Towards Automated Parts Recognition in Manufacturing with Synthetic Data
Time: Tue 2025-12-09 13.00
Location: Kollegiesalen, Brinellvägen 8, Stockholm
Video link: https://kth-se.zoom.us/j/62913476523
Language: English
Doctoral student: Xiaomeng Zhu , Robotik, perception och lärande, RPL
Opponent: Professor Tomohiko Sakao, Linköping University, Linköping, Sweden
Supervisor: Professor Atsuto Maki, Robotik, perception och lärande, RPL; Professor Mårten Björkman, Robotik, perception och lärande, RPL; Doctor Pär Mårtensson, Scania CV AB, Sweden; Professor Lars Hanson, University of Skövde, Skövde, Sweden
QC 20251112
Abstract
This thesis advances the understanding and application of synthetic data for manufacturing parts recognition.
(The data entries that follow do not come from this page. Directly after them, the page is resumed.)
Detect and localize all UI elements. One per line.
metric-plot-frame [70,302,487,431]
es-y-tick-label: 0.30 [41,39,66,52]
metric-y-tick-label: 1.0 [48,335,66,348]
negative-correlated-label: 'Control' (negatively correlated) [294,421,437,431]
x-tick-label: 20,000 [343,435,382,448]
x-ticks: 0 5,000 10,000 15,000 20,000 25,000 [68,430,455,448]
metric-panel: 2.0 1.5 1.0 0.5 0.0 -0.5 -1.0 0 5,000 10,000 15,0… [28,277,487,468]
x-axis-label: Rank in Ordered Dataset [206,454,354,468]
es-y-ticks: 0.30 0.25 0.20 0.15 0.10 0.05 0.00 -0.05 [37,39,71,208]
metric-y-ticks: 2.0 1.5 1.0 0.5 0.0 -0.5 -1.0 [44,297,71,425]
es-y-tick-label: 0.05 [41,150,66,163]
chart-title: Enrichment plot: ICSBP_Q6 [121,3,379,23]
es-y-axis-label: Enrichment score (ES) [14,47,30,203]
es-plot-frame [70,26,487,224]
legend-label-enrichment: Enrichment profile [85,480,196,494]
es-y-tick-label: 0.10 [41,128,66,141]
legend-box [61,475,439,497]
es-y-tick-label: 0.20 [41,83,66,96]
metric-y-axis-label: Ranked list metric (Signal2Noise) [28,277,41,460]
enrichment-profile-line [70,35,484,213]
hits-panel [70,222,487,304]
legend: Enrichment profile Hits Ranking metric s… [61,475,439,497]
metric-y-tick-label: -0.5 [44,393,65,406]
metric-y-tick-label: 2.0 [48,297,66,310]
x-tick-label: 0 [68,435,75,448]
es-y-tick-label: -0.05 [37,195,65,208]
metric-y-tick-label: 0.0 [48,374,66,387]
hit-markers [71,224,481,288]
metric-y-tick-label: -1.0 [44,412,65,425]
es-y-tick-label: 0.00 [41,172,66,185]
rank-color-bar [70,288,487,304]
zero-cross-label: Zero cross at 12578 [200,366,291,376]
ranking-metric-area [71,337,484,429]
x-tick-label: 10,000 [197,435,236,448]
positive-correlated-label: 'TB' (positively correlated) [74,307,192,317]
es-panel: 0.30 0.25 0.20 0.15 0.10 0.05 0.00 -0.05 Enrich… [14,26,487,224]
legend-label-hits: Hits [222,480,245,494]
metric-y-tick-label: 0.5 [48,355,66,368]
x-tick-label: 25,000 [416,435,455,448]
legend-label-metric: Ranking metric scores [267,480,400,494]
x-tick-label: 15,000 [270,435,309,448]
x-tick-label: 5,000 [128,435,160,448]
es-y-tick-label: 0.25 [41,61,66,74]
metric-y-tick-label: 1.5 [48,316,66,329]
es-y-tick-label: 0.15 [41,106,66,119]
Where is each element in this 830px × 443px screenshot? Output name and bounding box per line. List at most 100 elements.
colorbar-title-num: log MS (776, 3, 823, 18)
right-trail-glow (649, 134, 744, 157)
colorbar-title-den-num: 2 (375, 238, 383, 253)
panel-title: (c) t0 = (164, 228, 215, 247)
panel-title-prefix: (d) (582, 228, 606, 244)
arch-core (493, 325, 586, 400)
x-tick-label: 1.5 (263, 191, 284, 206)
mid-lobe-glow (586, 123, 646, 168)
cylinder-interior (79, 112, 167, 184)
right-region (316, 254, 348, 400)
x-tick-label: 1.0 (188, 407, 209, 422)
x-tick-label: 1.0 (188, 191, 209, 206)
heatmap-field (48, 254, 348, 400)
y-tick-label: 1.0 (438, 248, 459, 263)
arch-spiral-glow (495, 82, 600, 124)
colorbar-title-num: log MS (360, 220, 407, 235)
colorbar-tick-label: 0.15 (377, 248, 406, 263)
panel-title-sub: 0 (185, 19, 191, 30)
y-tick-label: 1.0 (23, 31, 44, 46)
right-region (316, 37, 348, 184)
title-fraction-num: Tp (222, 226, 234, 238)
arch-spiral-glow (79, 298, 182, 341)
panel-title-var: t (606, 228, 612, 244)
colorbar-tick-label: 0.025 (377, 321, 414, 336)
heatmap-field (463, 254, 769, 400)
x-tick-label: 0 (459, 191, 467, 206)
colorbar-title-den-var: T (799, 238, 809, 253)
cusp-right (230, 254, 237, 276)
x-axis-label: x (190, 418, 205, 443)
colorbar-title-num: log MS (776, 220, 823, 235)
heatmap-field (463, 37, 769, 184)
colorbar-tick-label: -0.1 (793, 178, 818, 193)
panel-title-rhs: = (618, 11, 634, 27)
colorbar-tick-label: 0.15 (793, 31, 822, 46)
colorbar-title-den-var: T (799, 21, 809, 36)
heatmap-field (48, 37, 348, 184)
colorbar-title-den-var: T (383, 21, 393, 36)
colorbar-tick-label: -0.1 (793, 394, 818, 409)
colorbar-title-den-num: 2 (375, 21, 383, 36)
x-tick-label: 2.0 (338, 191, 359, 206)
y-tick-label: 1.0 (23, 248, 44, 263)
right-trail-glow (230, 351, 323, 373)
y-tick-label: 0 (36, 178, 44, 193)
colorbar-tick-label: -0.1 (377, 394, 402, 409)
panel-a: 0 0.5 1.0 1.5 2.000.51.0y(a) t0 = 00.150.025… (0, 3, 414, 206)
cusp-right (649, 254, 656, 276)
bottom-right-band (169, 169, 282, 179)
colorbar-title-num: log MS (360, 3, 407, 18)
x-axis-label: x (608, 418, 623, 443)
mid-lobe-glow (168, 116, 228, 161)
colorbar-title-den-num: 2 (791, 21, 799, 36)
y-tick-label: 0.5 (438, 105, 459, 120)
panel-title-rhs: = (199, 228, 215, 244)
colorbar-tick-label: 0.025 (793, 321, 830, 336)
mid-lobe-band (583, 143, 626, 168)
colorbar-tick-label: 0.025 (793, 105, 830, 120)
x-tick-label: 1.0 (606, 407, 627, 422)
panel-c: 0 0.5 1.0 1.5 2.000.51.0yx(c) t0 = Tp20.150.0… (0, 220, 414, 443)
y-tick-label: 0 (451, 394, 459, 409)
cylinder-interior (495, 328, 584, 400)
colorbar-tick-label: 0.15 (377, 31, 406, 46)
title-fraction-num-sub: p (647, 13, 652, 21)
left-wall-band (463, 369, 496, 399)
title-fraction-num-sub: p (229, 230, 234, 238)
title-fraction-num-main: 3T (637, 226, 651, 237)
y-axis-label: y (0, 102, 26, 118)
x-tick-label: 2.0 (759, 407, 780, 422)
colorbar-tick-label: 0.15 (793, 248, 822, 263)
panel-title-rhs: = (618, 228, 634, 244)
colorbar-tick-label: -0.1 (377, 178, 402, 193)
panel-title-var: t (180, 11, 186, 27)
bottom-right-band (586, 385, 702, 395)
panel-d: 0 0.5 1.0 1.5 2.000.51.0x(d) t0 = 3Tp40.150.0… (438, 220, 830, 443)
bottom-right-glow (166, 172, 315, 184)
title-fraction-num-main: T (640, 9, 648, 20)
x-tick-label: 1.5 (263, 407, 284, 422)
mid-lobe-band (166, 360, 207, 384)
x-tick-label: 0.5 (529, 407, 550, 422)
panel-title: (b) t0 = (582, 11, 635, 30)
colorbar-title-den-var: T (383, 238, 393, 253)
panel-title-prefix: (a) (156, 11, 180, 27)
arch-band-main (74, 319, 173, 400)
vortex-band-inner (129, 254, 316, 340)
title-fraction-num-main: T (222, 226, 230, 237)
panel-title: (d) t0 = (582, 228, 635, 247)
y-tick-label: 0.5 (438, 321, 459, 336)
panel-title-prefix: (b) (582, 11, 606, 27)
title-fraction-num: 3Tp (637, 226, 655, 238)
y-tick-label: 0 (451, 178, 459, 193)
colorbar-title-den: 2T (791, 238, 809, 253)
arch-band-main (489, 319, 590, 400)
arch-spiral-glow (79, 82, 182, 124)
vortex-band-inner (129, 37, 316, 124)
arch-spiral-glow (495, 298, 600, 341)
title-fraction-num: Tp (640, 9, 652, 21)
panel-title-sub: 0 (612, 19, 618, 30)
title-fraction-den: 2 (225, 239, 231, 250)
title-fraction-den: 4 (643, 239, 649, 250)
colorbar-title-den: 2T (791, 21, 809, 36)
Vision-based inspection systems in manufacturing rely heavily on real image data, which are costly to collect, annotate, and adapt across products and environments. To address these challenges, this work presents a systematic investigation of how synthetic data can be effectively generated, evaluated, and applied for robust and scalable performance. The research introduces a series of new industrial benchmark datasets covering multiple manufacturing use cases and factory environments: SIP-17, SIP15-OD, and SIP2A-OD, to enable unified evaluation of sim-to-real transfer in classification and detection tasks. Building on these datasets, a domain randomization pipeline is developed to systematically explore the effects of rendering parameters, material variability, and illumination on model generalization. To further automate data generation, the thesis proposes Synthetic Active Learning (SAL), a closed-loop framework that identifies model weaknesses and adaptively refines synthetic data generation without requiring real samples or manual tuning. Experiments across the benchmark datasets show that the proposed method improves model robustness compared to existing approaches while reducing manual labeling requirements. Collectively, these contributions provide new insights into how synthetic data can be systematically leveraged to build data-efficient, automated, and reliable vision systems for manufacturing, aiming to support future development of intelligent and flexible production systems.